Categorical data with membership probabilities

3 posts / 0 new
Last post
eivind's picture
Joined: 11/04/2009 - 16:02
Categorical data with membership probabilities

I have ordinal data where the probability for membership in each category is known (e.g. individual i has probability p for being member of category 1 of variable u). Does anybody know if it is possible to utilize this information in OpenMx, for example by weighting the thresholds? The probabilities would be different across twins and across thresholds of the ordinal.

mhunter's picture
Joined: 07/31/2009 - 15:26

Initially, it sounds like you have more information than in typical ordinal data analysis. But I think you actually have less. In typical ordinal situations you also know that individual i has probability p for being member of category 1 of variable u. The probability p is 1 or it is 0. In other words, you're certain of which category was used. From your description, it sounds like you must not be certain because you only have the probability of a category being used.

I believe you could still estimate an ordinal model with this information, assuming the data really are ordinal. The technique I would suggest is to fix the thresholds based on the probabilities.

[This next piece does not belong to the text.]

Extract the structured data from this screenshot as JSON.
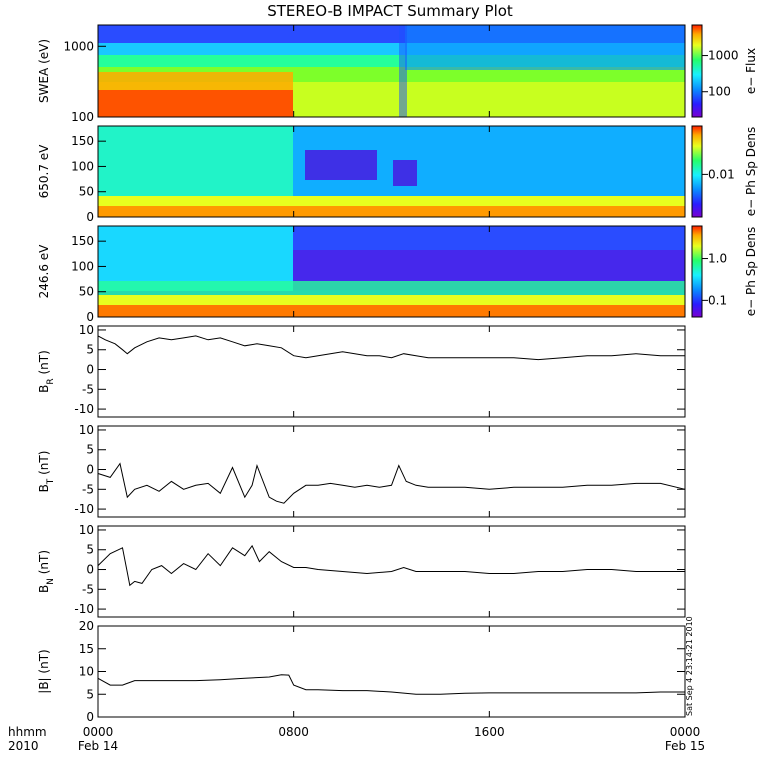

For example if you're cumulative probabilities for 4 categories are

sumProbs <- c('0'=0.340, '1' = 0.552, '2' = 0.808) #omit last category bc always 1.0

and the expected variance of the observed variable is 1, and the expected mean of the variable is 0 then the thresholds should be at

threshVals <- qnorm(sumProbs, mean=0, sd=1)
#                 0                 1                 2 
# -0.4124631  0.1307160  0.8705498

If you known a priori what the total mean and variance are then you could pre-compute these thresholds for each row, and use definition variables to define different thresholds for each individual. Otherwise, you'll need to use MxAlgebra statements and definition variables to compute the thresholds for each row.

neale's picture
Joined: 07/31/2009 - 15:14
Multiple categories?

It sounds as though you want to fit a model that has one or more thresholds. In the usual case, an individual data vector would be simply 1 or 0 for the probability that they are in that category. This sounds like a weighting problem. The slight difficulty is that we don't know the joint probability of the pair of twins. Still it may be possible to model this.

Usually, the likelihood that a pair falls into a cell of a contingency table is the integral of the bivariate normal for that cell. In the present case, one could compute the marginal probability (across say a row for twin 1 and across a column for twin 2) to arrive at the expected proportions per twin for each of the marginals. Then the likelihood of the pair would be the sum of the marginal likelihoods, each multiplied by their 'observed' probability in the data. This is a bit involved, and I'm not sure that it would work, but might be a way to explore.